Yesterday's Spy - 1975
A move away from the Cold War to memories of the last war, this story concerns Steve Champion, the enigmatic and flamboyant hero and leader of the old Villefranche anti-Nazi intelligence group, the Guernica Network, which operated in occupied France during the war.
British and American intelligence are both worried by rumours of his sinister Arab connections, so Colonel Schlegel of US intelligence sends off the anonymous agent to track him down in southern France. Schlegel was introduced the year before in Spy Story as the irascible, CIA-trained former Marine who ran the wargames establishment STUCEN. In this novel, he makes a re-appearance, only this time he's seconded to British intelligence.

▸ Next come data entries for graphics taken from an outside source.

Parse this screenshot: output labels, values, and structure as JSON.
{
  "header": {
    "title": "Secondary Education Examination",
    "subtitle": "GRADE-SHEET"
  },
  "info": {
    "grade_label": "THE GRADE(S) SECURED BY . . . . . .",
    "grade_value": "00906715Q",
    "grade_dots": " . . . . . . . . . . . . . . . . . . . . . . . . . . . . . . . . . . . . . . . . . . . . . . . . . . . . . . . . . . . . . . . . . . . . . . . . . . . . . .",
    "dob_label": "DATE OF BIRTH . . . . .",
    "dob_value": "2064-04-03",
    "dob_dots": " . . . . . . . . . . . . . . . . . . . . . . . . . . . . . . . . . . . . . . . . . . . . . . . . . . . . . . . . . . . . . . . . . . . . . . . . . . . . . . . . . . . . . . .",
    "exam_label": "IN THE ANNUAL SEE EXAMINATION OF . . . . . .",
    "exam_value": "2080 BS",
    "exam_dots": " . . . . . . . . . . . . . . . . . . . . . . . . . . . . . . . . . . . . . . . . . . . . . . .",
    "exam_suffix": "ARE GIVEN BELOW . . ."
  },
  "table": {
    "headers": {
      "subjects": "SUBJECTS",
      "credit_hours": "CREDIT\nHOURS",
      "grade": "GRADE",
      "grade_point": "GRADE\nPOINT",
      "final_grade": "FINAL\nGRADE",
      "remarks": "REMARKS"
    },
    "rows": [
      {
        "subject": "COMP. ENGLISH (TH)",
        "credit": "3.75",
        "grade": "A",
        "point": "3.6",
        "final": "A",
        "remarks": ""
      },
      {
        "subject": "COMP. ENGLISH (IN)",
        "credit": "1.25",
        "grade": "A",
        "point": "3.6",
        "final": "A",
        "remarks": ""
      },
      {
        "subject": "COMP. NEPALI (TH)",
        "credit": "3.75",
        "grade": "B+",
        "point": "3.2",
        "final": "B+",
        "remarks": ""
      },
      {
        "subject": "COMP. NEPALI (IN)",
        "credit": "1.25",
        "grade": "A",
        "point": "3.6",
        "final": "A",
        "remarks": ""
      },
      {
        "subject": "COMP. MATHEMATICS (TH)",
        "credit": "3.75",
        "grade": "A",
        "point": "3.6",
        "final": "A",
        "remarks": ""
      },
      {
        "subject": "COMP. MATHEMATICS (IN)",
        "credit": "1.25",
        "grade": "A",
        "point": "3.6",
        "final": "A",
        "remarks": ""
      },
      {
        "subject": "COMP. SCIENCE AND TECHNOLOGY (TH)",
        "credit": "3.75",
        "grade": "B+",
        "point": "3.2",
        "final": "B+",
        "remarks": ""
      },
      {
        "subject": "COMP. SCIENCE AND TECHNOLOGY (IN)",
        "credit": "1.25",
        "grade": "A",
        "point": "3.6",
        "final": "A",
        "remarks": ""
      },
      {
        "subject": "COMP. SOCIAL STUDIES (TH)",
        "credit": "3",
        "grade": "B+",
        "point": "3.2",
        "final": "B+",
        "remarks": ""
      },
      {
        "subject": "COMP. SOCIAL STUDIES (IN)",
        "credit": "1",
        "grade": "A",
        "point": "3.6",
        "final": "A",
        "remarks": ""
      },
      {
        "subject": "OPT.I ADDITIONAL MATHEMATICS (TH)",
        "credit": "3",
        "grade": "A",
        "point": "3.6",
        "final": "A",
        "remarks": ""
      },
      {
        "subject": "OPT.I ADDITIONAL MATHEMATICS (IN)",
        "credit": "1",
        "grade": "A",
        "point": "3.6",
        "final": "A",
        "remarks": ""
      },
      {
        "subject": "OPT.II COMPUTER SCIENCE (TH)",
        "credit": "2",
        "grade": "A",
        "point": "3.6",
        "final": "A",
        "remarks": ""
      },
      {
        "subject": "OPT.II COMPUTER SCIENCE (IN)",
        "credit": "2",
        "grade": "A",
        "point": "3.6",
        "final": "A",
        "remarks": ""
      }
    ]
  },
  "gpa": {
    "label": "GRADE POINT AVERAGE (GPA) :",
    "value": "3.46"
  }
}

In both novels, he eventually earns the respect of the two British agents he works alongside.
Why it's enjoyable
Interesting twist, bringing together characters behind the French resistance. Deighton portrays the seedy maelstrom of Marseilles and southern France very well, and the inclusion of a link with Arab governments replicates the reality of the spread of the cold war to the Arab world in the seventies.
As is the case with Spy Story, it might appear from first reading that the unnamed narrator, operating under the pseudonym Charles Bonnard, is the same narrator from the 'spy with no name' stories, as there is the reapparance of Dawlish from the same department and also the sparkling and sharp dialogue he shares with the working class narrator. Our hero evidently still carries a lot of chips on his shoulder about his superiors.
But there are clear differences in the way this particular spy behaves and Deighton confirmed in the 25th anniversary version of the novel that the two characters are, in fact, different. Nevertheless, they're characters cut from the same cloth and evidence that Deighton wasn't about to completely throw out a winning formula for this novel.
'"Look," I said. "Champion was just seeing his kid, and buying stamps - there's no other angle. He's a rich man now; he's not playing secret agents. Believe me, Colonel. There's nothing there."
Schlegel leaned forward to get a small cigar form a box decorated with an eagle trying to eat a scroll market Semper Fidelis. he pushed the box to me, but I'm trying to give them up.
"He's in deep," said Schlegel. Puckered scar tissue made it difficult to distinguish his smiles from scowls. He was a short muscular man with an enviable measure of self-confidence; the kind of personality that you hire to M.C. an Elks Club stag night.
I waited. The 'need-to-know' basis, upon which the department worked, meant that I'd been told only a part of it. Schlegel took his time getting his cigar well alight.'
Because of the presence of Colonel Schlegel, readers might assume the unnamed narrator is Patrick Armstrong from Spy Story. However, Deighton disabuses of this in the introduction to the Jubilee edition, saying "I deliberately didn't say the hero was Patrick Armstrong, who in my previous book (Spy Story) had been cruising the Arctic in nuclear submarines. He would have been too young for World War Two. Logically I should have replaced all the other characters, but I couldn't abandon Colonel Schlegel."
The cover was designed by Deighton's great friend Raymond Hawkey. The beetle crawling on the gun was hired from London Zoo. The studio lights meant it would not stay still for the photo shoot, so photographer Adrian Flowers was advised to put the beetle in the refrigerator for half an hour, after which it could be posed in exactly the way he wanted.
Yesterday's Spy, UK first edition, 1975
Did you know?
Len Deighton wrote this book while staying in a small, family-run three star hotel in Villefranche. Many of the guests staying in the hotel later helped shape characters in the book.